The functions described here perform trigonometric and other transcendental calculations. They generally produce floating-point answers correct to the full current precision. The H (Hyperbolic) and I (Inverse) flag keys must be used to get some of these functions from the keyboard.
One
miscellaneous command is shift-P
(calc-pi), which pushes the value of
‘pi’ (at the
current precision) onto the stack. With the Hyperbolic flag, it
pushes the value ‘e’, the base of natural logarithms.
With the Inverse flag, it pushes Euler's constant
‘gamma’
(about 0.5772).

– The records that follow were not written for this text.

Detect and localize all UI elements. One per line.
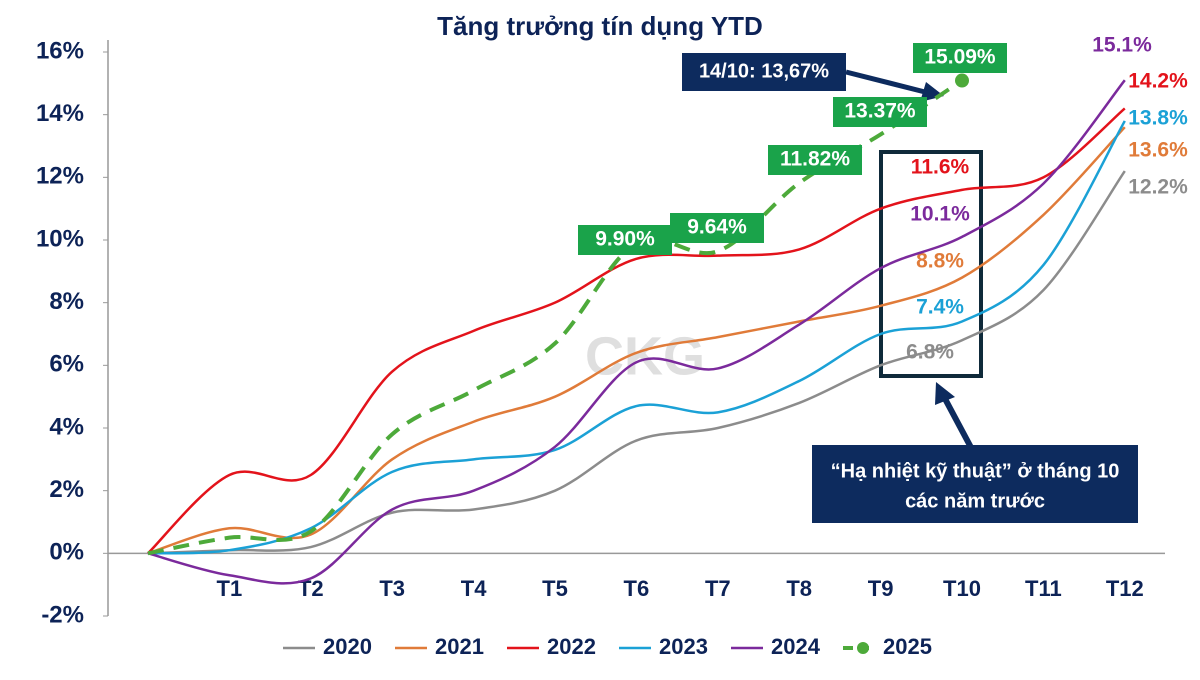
y-tick-label: 8% xyxy=(49,288,84,315)
x-tick-label: T10 xyxy=(943,576,981,601)
annotation-text: “Hạ nhiệt kỹ thuật” ở tháng 10 xyxy=(831,460,1120,482)
data-label: 6.8% xyxy=(906,341,954,364)
x-tick-label: T5 xyxy=(542,576,568,601)
annotation-box xyxy=(812,445,1138,523)
arrow-head xyxy=(935,382,955,405)
label-box xyxy=(833,97,927,127)
data-label: 12.2% xyxy=(1128,176,1188,199)
data-label: 11.6% xyxy=(911,156,970,179)
y-tick-label: 12% xyxy=(36,163,84,190)
x-tick-label: T3 xyxy=(379,576,405,601)
y-tick-label: 2% xyxy=(49,476,84,503)
data-label: 14.2% xyxy=(1128,70,1188,93)
x-tick-label: T8 xyxy=(786,576,812,601)
y-tick-label: 16% xyxy=(36,37,84,64)
chart-title: Tăng trưởng tín dụng YTD xyxy=(437,11,763,41)
series-line xyxy=(147,170,1126,555)
annotation-arrow xyxy=(845,69,926,95)
legend-label: 2023 xyxy=(659,634,708,659)
legend-label: 2024 xyxy=(771,634,821,659)
series-line xyxy=(147,79,1126,585)
y-tick-label: 0% xyxy=(49,539,84,566)
y-tick-label: 6% xyxy=(49,351,84,378)
annotation-text: các năm trước xyxy=(905,490,1045,512)
legend-label: 2025 xyxy=(883,634,932,659)
watermark: CKG xyxy=(585,326,705,386)
data-label: 7.4% xyxy=(916,296,964,319)
x-tick-label: T11 xyxy=(1025,576,1062,601)
y-tick-label: 4% xyxy=(49,413,84,440)
x-tick-label: T7 xyxy=(705,576,731,601)
x-tick-label: T6 xyxy=(624,576,650,601)
label-box xyxy=(578,225,672,255)
legend-marker xyxy=(857,642,869,654)
data-label: 15.09% xyxy=(924,46,996,69)
legend-label: 2020 xyxy=(323,634,372,659)
y-tick-label: -2% xyxy=(41,601,84,628)
data-label: 9.64% xyxy=(687,216,747,239)
data-label: 13.8% xyxy=(1128,107,1188,130)
label-box xyxy=(670,213,764,243)
data-label: 13.6% xyxy=(1128,139,1188,162)
legend-label: 2021 xyxy=(435,634,484,659)
series-line xyxy=(147,107,1126,555)
x-tick-label: T9 xyxy=(868,576,894,601)
y-tick-label: 10% xyxy=(36,225,84,252)
y-tick-label: 14% xyxy=(36,100,84,127)
data-label: 13.37% xyxy=(844,100,916,123)
data-label: 10.1% xyxy=(910,203,970,226)
annotation-text: 14/10: 13,67% xyxy=(699,60,829,82)
data-label: 8.8% xyxy=(916,250,964,273)
x-tick-label: T1 xyxy=(217,576,243,601)
annotation-box xyxy=(682,53,846,91)
label-box xyxy=(913,43,1007,73)
end-marker xyxy=(955,73,969,88)
label-box xyxy=(768,145,862,175)
series-line xyxy=(147,120,1126,555)
x-tick-label: T12 xyxy=(1106,576,1144,601)
series-line xyxy=(147,126,1126,555)
x-tick-label: T4 xyxy=(461,576,487,601)
data-label: 9.90% xyxy=(595,228,655,251)
data-label: 11.82% xyxy=(780,148,850,171)
highlight-box xyxy=(879,150,983,378)
legend-label: 2022 xyxy=(547,634,596,659)
data-label: 15.1% xyxy=(1092,34,1152,57)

With both Inverse and Hyperbolic, it pushes the
“golden ratio”
‘phi’ (about
1.618). (At present, Euler's constant is not available to
unlimited precision; Calc knows only the first 100 digits.) In
Symbolic mode, these commands push the actual variables
‘pi’,
‘e’,
‘gamma’, and
‘phi’,
respectively, instead of their values; see Symbolic Mode.
The Q
(calc-sqrt) [sqrt] function is
described elsewhere; see Basic Arithmetic.
With the Inverse flag [sqr], this command computes
the square of the argument.
See Prefix Arguments, for a discussion of the effect of numeric prefix arguments on commands in this chapter which do not otherwise interpret a prefix argument.